God continued to show God’s love for humanity. God sent Jesus to live among us, to share God’s love with us, to remind us how God wants us to live with each other. We are sinners and yet God continues to love us. It is through God’s grace that we are able to rise above our sinfulness. God’s endless grace.
Lent is an important, though neglected season for most Protestant Christians. When I was growing up, it was a season for Catholics who gave up meat for the six and a half weeks of Lent. I thought it strange. Had I had an adult vocabulary, I would have said “quaint.” More and more Protestants are reclaiming this season. We are beginning to understand that without an understanding of the depth and breadth of our own sinful natures, we cannot fully appreciate the gift of God’s grace and love and our salvation through Jesus Christ. You see, if we believe that we are basically good people, then we deserve God’s love. It is only through understanding our undeserving that we can be overwhelmed by God’s grace.
It is only through God’s grace and love that we can escape the bonds of sin. In our sinfulness, we are like addicts. Like those who begin AA or related programs, we must first admit our helplessness before our addiction, our sin. Then we can begin to see how God’s grace and love works through us and through others.
The band U2 and its members are psalmists and prophets, I believe.

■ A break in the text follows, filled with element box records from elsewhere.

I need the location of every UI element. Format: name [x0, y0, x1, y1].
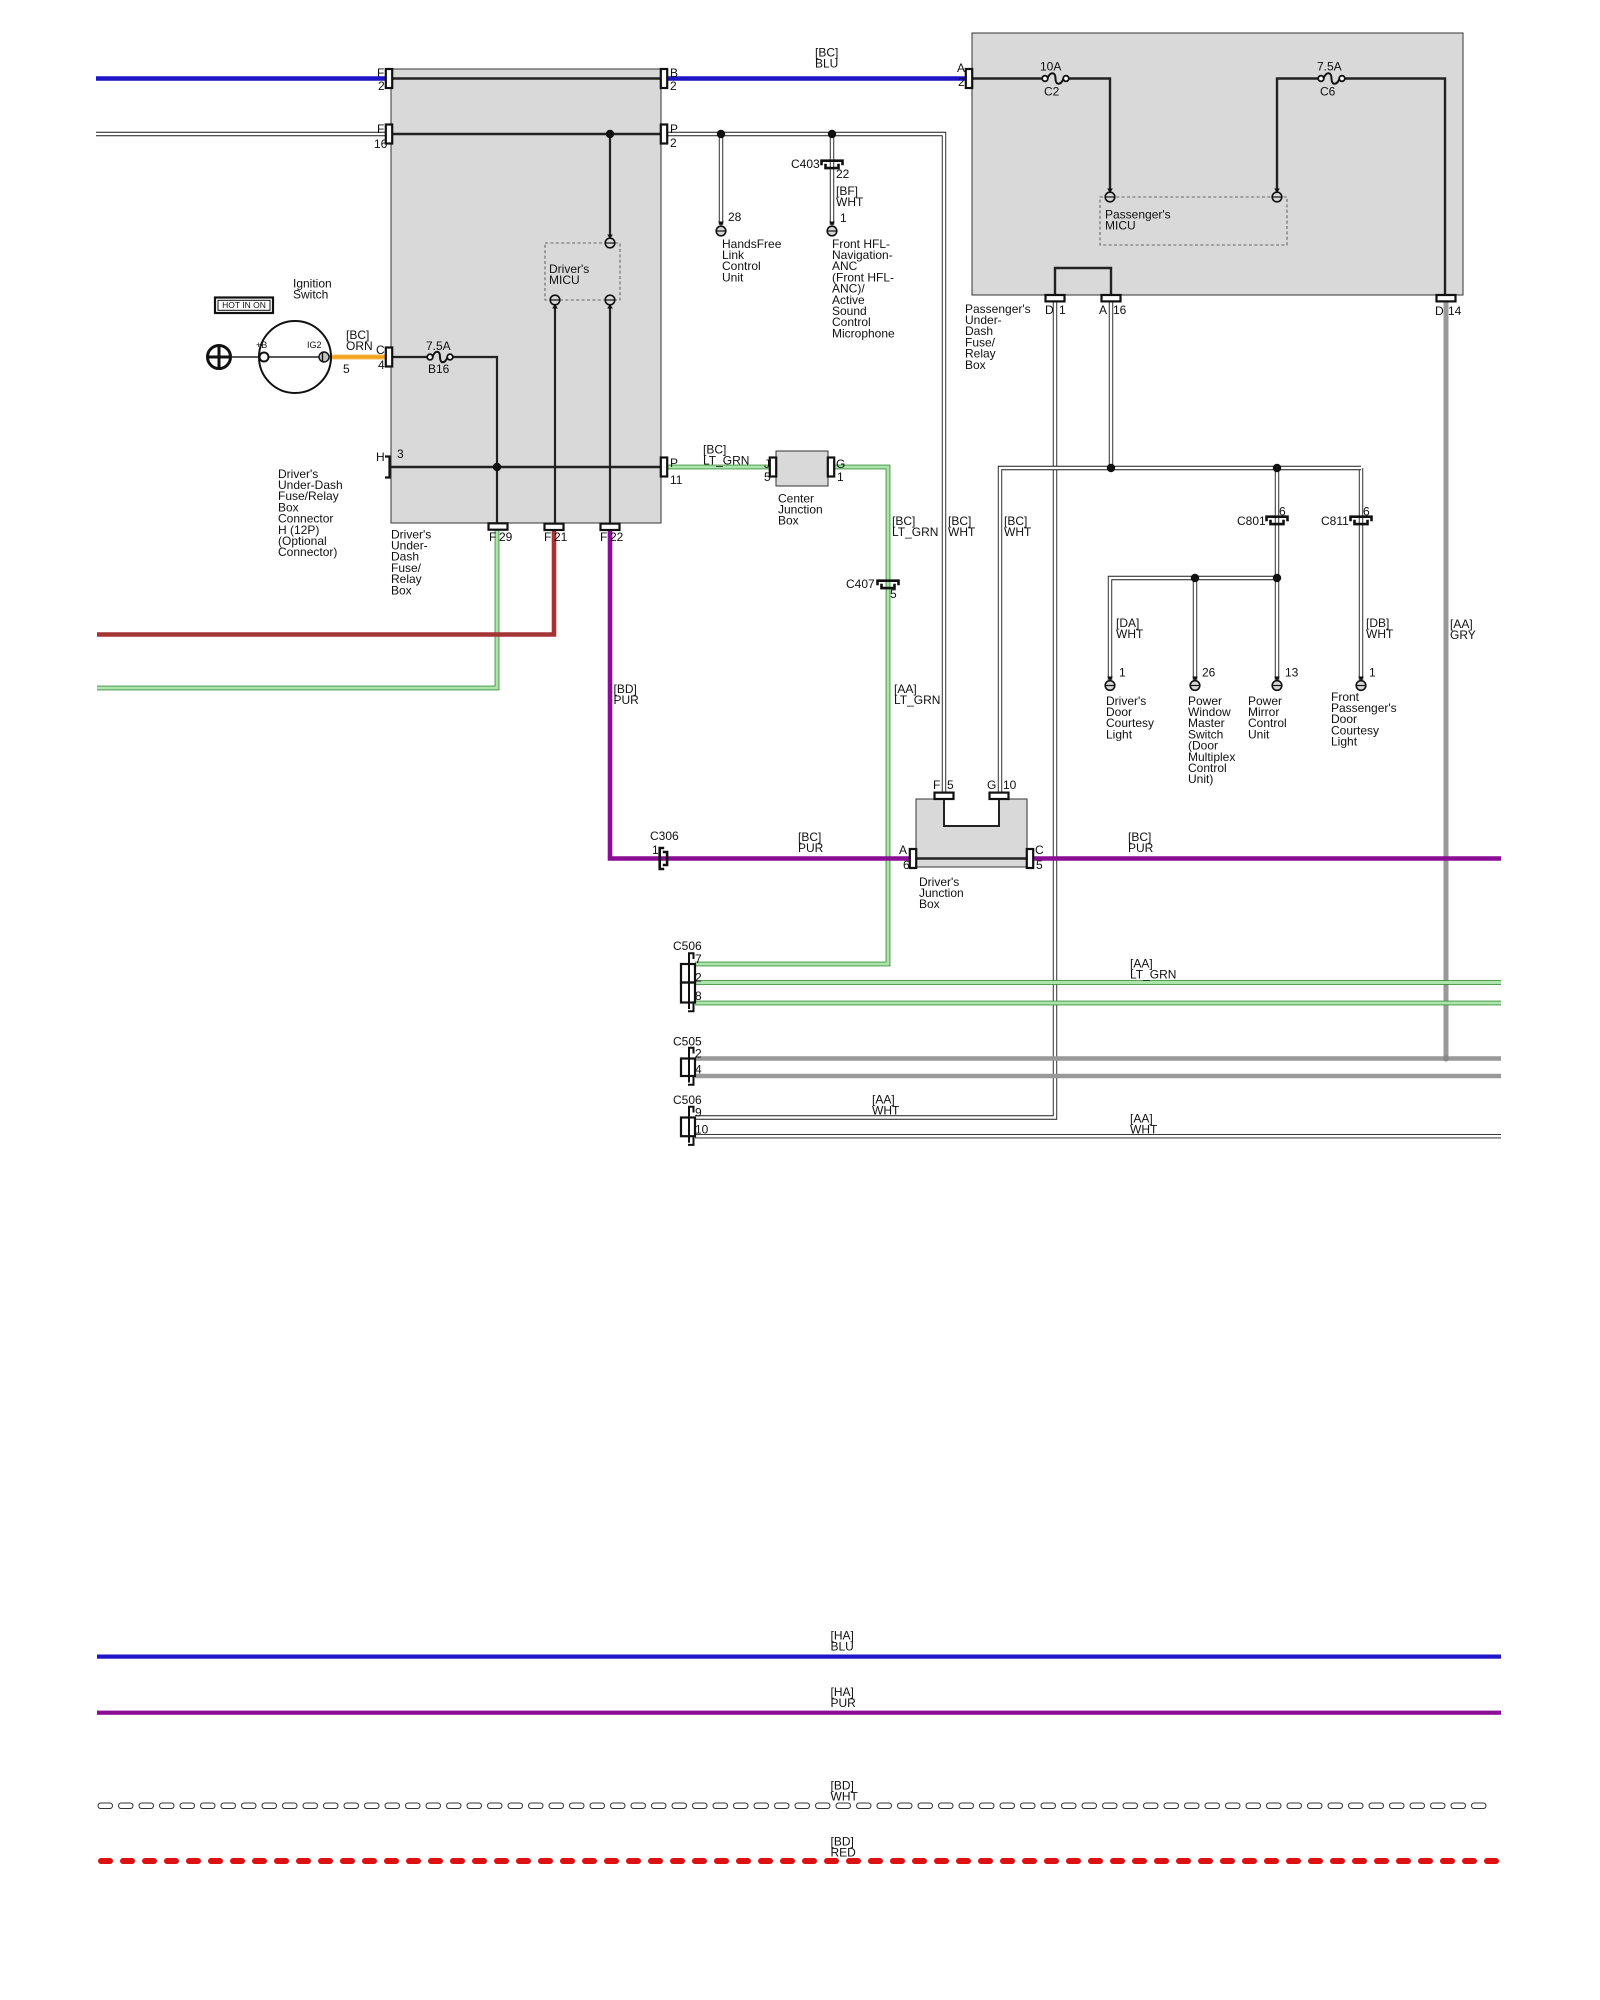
wire [HA] BLU bus	[97, 1655, 1501, 1659]
svg-text:7.5A: 7.5A	[1317, 59, 1342, 73]
terminal 28 HandsFree	[718, 222, 724, 227]
fuse C6 7.5A	[1318, 76, 1324, 82]
svg-text:Light: Light	[1331, 735, 1358, 749]
svg-text:WHT: WHT	[948, 525, 976, 539]
svg-text:WHT: WHT	[836, 195, 864, 209]
svg-text:D: D	[1045, 303, 1054, 317]
wire loop D1 to A16 inside passenger box	[1055, 268, 1111, 295]
svg-text:5: 5	[890, 587, 897, 601]
Driver's Junction Box (gray box with notch)	[916, 799, 1027, 867]
svg-text:LT_GRN: LT_GRN	[892, 525, 938, 539]
wire [BC] WHT A16 down to junction	[1109, 302, 1113, 468]
svg-text:26: 26	[1202, 665, 1216, 679]
svg-text:WHT: WHT	[1130, 1123, 1158, 1137]
wire dark red from F21 down and left	[97, 530, 554, 635]
svg-text:G: G	[987, 778, 996, 792]
wire F16 to P2 inside driver's box	[391, 133, 661, 135]
svg-text:C: C	[1035, 843, 1044, 857]
terminal Driver MICU top	[607, 235, 613, 240]
HOT IN ON box	[215, 298, 273, 314]
terminal Passenger MICU left	[1107, 189, 1113, 194]
connector C505 (pins 2,4)	[688, 1048, 694, 1054]
svg-text:8: 8	[695, 989, 702, 1003]
connector pin H3 (optional connector bracket)	[385, 457, 390, 478]
svg-text:5: 5	[764, 470, 771, 484]
connector pin D1	[1046, 295, 1065, 301]
svg-text:2: 2	[695, 970, 702, 984]
wire P2 junction down to Driver's MICU	[609, 134, 611, 243]
svg-text:B16: B16	[428, 362, 450, 376]
connector pin C4	[386, 348, 392, 367]
svg-text:28: 28	[728, 210, 742, 224]
svg-text:Microphone: Microphone	[832, 326, 895, 340]
svg-text:C801: C801	[1237, 514, 1266, 528]
connector pin A6	[910, 849, 916, 868]
svg-text:C407: C407	[846, 577, 875, 591]
wire fuse C6 to D14	[1342, 79, 1445, 296]
connector pin F21	[545, 524, 564, 530]
svg-text:29: 29	[499, 530, 513, 544]
wire F2 to B2 inside driver's box	[391, 77, 661, 79]
svg-text:H: H	[376, 450, 385, 464]
connector pin J5	[770, 458, 776, 477]
svg-text:5: 5	[947, 778, 954, 792]
svg-text:1: 1	[1119, 665, 1126, 679]
Driver's MICU (dashed box)	[545, 243, 620, 300]
svg-text:1: 1	[837, 470, 844, 484]
connector pin A16	[1102, 295, 1121, 301]
svg-text:13: 13	[1285, 665, 1299, 679]
svg-text:Box: Box	[778, 514, 799, 528]
wire fuse C2 to Passenger's MICU	[1066, 79, 1110, 193]
svg-text:2: 2	[958, 75, 965, 89]
connector pin P2	[661, 125, 667, 144]
Passenger's Under-Dash Fuse/Relay Box (gray box)	[972, 33, 1463, 295]
terminal 1 Front HFL-ANC	[829, 222, 835, 227]
svg-text:10: 10	[1003, 778, 1017, 792]
svg-text:16: 16	[374, 137, 388, 151]
svg-text:C306: C306	[650, 829, 679, 843]
terminal Driver MICU bottom-right	[607, 304, 613, 309]
wire [HA] PUR bus	[97, 1711, 1501, 1715]
svg-text:BLU: BLU	[815, 57, 838, 71]
svg-text:Light: Light	[1106, 727, 1133, 741]
svg-text:7: 7	[695, 952, 702, 966]
wire white left feed to F16	[96, 132, 391, 136]
svg-text:2: 2	[378, 79, 385, 93]
battery symbol	[208, 346, 231, 369]
svg-text:A: A	[957, 61, 965, 75]
svg-text:Box: Box	[919, 897, 940, 911]
wire white drop to Power Window Master Switch pin 26	[1193, 578, 1197, 680]
connector pin D14	[1437, 295, 1456, 301]
connector pin F2	[386, 69, 392, 88]
wire [AA] GRY C505 pin 4 row	[695, 1074, 1501, 1079]
svg-text:1: 1	[1059, 303, 1066, 317]
wire C4 to fuse B16	[392, 356, 429, 358]
svg-text:RED: RED	[831, 1846, 857, 1860]
wire [BC] ORN ignition switch to C4	[329, 354, 387, 359]
svg-text:C811: C811	[1321, 514, 1349, 528]
svg-text:Box: Box	[965, 358, 986, 372]
wire [BD] PUR from F22 down through C306 to A6	[610, 530, 916, 859]
wire Passenger's MICU to fuse C6	[1277, 79, 1321, 193]
wire green from F29 down and left	[97, 530, 497, 688]
svg-text:P: P	[670, 456, 678, 470]
svg-text:WHT: WHT	[1004, 525, 1032, 539]
svg-text:IG2: IG2	[307, 340, 322, 350]
wire [AA] LT_GRN C506 pin 8 row	[695, 1001, 1501, 1006]
fuse C2 10A	[1042, 76, 1048, 82]
svg-text:Unit: Unit	[1248, 727, 1270, 741]
ignition switch contact +B to IG2	[268, 356, 319, 358]
svg-text:F: F	[933, 778, 940, 792]
connector pin G1	[828, 458, 834, 477]
svg-text:Unit: Unit	[722, 270, 744, 284]
svg-text:6: 6	[903, 858, 910, 872]
svg-text:6: 6	[1363, 504, 1370, 518]
svg-text:21: 21	[554, 530, 568, 544]
wire [BC] WHT from P2 junction down to F5 of driver's junction box	[665, 134, 944, 792]
svg-text:LT_GRN: LT_GRN	[703, 454, 749, 468]
connector pin F22	[601, 524, 620, 530]
svg-text:HOT IN ON: HOT IN ON	[222, 300, 266, 310]
wire [DA] WHT lower distribution to Driver's Door Courtesy Light	[1110, 578, 1277, 680]
svg-text:11: 11	[670, 473, 683, 487]
svg-text:WHT: WHT	[831, 1790, 859, 1804]
connector C407	[878, 581, 899, 586]
svg-text:14: 14	[1448, 304, 1462, 318]
svg-text:10A: 10A	[1040, 59, 1061, 73]
connector C506 upper (pins 7,2,8)	[688, 953, 694, 959]
svg-text:Box: Box	[391, 583, 412, 597]
connector C801	[1267, 517, 1288, 522]
svg-text:5: 5	[1036, 858, 1043, 872]
wire [AA] WHT D1 down to C506 pin 9 row	[695, 302, 1055, 1118]
wire [BC] PUR from C5 to right edge	[1027, 856, 1501, 861]
svg-text:WHT: WHT	[872, 1104, 900, 1118]
connector pin B2	[661, 69, 667, 88]
svg-text:PUR: PUR	[1128, 841, 1154, 855]
svg-text:J: J	[764, 457, 770, 471]
wire [AA] LT_GRN C506 pin 2 row	[695, 980, 1501, 985]
wire [BC] WHT horizontal distribution with drops to G10 and C811	[1000, 468, 1361, 792]
wire Driver's MICU to F22	[609, 300, 611, 523]
svg-text:F: F	[377, 66, 384, 80]
Passenger's MICU (dashed box)	[1100, 197, 1287, 245]
svg-text:PUR: PUR	[614, 693, 640, 707]
connector C306	[660, 848, 665, 869]
svg-text:5: 5	[343, 362, 350, 376]
svg-text:F: F	[544, 530, 551, 544]
svg-text:G: G	[836, 457, 845, 471]
Driver's Under-Dash Fuse/Relay Box (gray box)	[391, 69, 661, 523]
wire [AA] GRY D14 down to C505 pin 2 row	[1444, 302, 1449, 1059]
svg-text:MICU: MICU	[549, 273, 580, 287]
wire [BC] LT_GRN P11 to J5	[666, 465, 772, 470]
ignition switch circle	[259, 321, 331, 393]
wire white vertical through C403 to Front HFL-ANC microphone pin 1	[830, 134, 834, 225]
terminal 1 Front Passenger's Door Courtesy Light	[1358, 677, 1364, 682]
connector pin A2 of passenger box	[966, 69, 972, 88]
svg-text:P: P	[670, 122, 678, 136]
svg-text:22: 22	[610, 530, 624, 544]
svg-text:+B: +B	[256, 340, 267, 350]
svg-text:F: F	[600, 530, 607, 544]
connector pin P11	[661, 458, 667, 477]
svg-text:Switch: Switch	[293, 288, 328, 302]
wire [BD] WHT dashed bus	[98, 1803, 113, 1809]
svg-text:A: A	[1099, 303, 1107, 317]
connector pin F29	[489, 523, 508, 529]
svg-text:GRY: GRY	[1450, 628, 1476, 642]
svg-text:C403: C403	[791, 157, 820, 171]
svg-text:3: 3	[397, 447, 404, 461]
svg-text:4: 4	[378, 358, 385, 372]
svg-text:B: B	[670, 66, 678, 80]
svg-text:F: F	[377, 122, 384, 136]
wire [BC]/[AA] LT_GRN from G1 down through C407 to C506 pin 7	[695, 467, 888, 964]
svg-text:10: 10	[695, 1123, 709, 1137]
svg-text:16: 16	[1113, 303, 1127, 317]
terminal IG2	[319, 352, 329, 362]
Center Junction Box (gray box)	[776, 451, 828, 486]
svg-text:9: 9	[695, 1105, 702, 1119]
svg-text:A: A	[899, 843, 907, 857]
svg-text:WHT: WHT	[1116, 627, 1144, 641]
svg-text:PUR: PUR	[798, 841, 824, 855]
wire fuse B16 to F29 branch	[451, 357, 497, 523]
connector pin F5	[935, 793, 954, 799]
wire [BC] BLU left feed	[96, 76, 391, 80]
wire [BC] BLU from B2 to A2	[665, 76, 972, 80]
terminal 13 Power Mirror Control Unit	[1274, 677, 1280, 682]
svg-text:2: 2	[695, 1046, 702, 1060]
wire [AA] WHT C506 pin 10 row	[695, 1134, 1501, 1138]
svg-text:2: 2	[670, 136, 677, 150]
svg-text:2: 2	[670, 79, 677, 93]
wire A6 to C5 inside driver's junction box	[916, 857, 1027, 860]
terminal Passenger MICU right	[1274, 189, 1280, 194]
svg-text:MICU: MICU	[1105, 219, 1136, 233]
svg-text:1: 1	[840, 211, 847, 225]
svg-text:6: 6	[1279, 504, 1286, 518]
svg-text:1: 1	[1369, 665, 1376, 679]
connector pin C5	[1027, 849, 1033, 868]
wire H3 to P11 inside driver's box	[391, 466, 661, 468]
svg-text:4: 4	[695, 1062, 702, 1076]
fuse B16 7.5A	[427, 354, 433, 360]
wire white vertical through C801 to Power Mirror Control Unit pin 13	[1275, 468, 1279, 680]
svg-text:Connector): Connector)	[278, 545, 337, 559]
terminal +B	[260, 353, 269, 362]
svg-text:C2: C2	[1044, 84, 1060, 98]
connector pin F16	[386, 125, 392, 144]
svg-text:C: C	[376, 343, 385, 357]
svg-text:LT_GRN: LT_GRN	[1130, 968, 1176, 982]
svg-text:1: 1	[652, 843, 659, 857]
connector C506 lower (pins 9,10)	[688, 1107, 694, 1113]
terminal Driver MICU bottom-left	[552, 304, 558, 309]
svg-text:C506: C506	[673, 939, 702, 953]
svg-text:Unit): Unit)	[1188, 772, 1213, 786]
junction dots	[606, 130, 614, 138]
wire A2 to fuse C2	[972, 77, 1045, 79]
connector C403	[822, 161, 843, 166]
svg-text:WHT: WHT	[1366, 627, 1394, 641]
svg-text:BLU: BLU	[831, 1640, 854, 1654]
svg-text:LT_GRN: LT_GRN	[894, 693, 940, 707]
svg-text:7.5A: 7.5A	[426, 339, 451, 353]
svg-text:F: F	[489, 530, 496, 544]
wire battery to ignition switch	[231, 356, 260, 358]
connector C811	[1351, 517, 1372, 522]
connector pin G10	[990, 793, 1009, 799]
wire [AA] GRY C505 pin 2 row	[695, 1056, 1501, 1061]
wire white vertical to HandsFree Link Control Unit pin 28	[719, 134, 723, 225]
svg-text:C6: C6	[1320, 84, 1336, 98]
svg-text:PUR: PUR	[831, 1696, 857, 1710]
terminal 26 Power Window Master Switch	[1192, 677, 1198, 682]
svg-text:ORN: ORN	[346, 339, 373, 353]
wire white vertical through C811 to Front Passenger's Door Courtesy Light pin 1	[1359, 468, 1363, 680]
svg-text:22: 22	[836, 167, 850, 181]
wire MICU to F21	[554, 300, 556, 523]
wire [BD] RED dashed bus	[98, 1858, 113, 1864]
svg-text:D: D	[1435, 304, 1444, 318]
terminal 1 Driver's Door Courtesy Light	[1107, 677, 1113, 682]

Their work echoes the laments of the psalms: their cries at injustice, their cries of “how long?” echo the cries of the psalmist. They are also prophets: they point to the injustices of our world; to the hypocrisy of the religious who look to their comfort first. U2 and Bono have opened the eyes of the leaders of the world to the plight of Africa: to the hunger and illness there. They have opened the eyes of ordinary people to God’s love and grace. They have chosen to open their lives and struggles to follow Christ to the eyes of the world. They have chosen to struggle honestly with where God is, with their questions, with their faith and with their lives and to show us how they attempt to live as authentic Christians. May we, in this season of Lent, take seriously our own lives as authentic Christians, through God’s love and grace. Amen.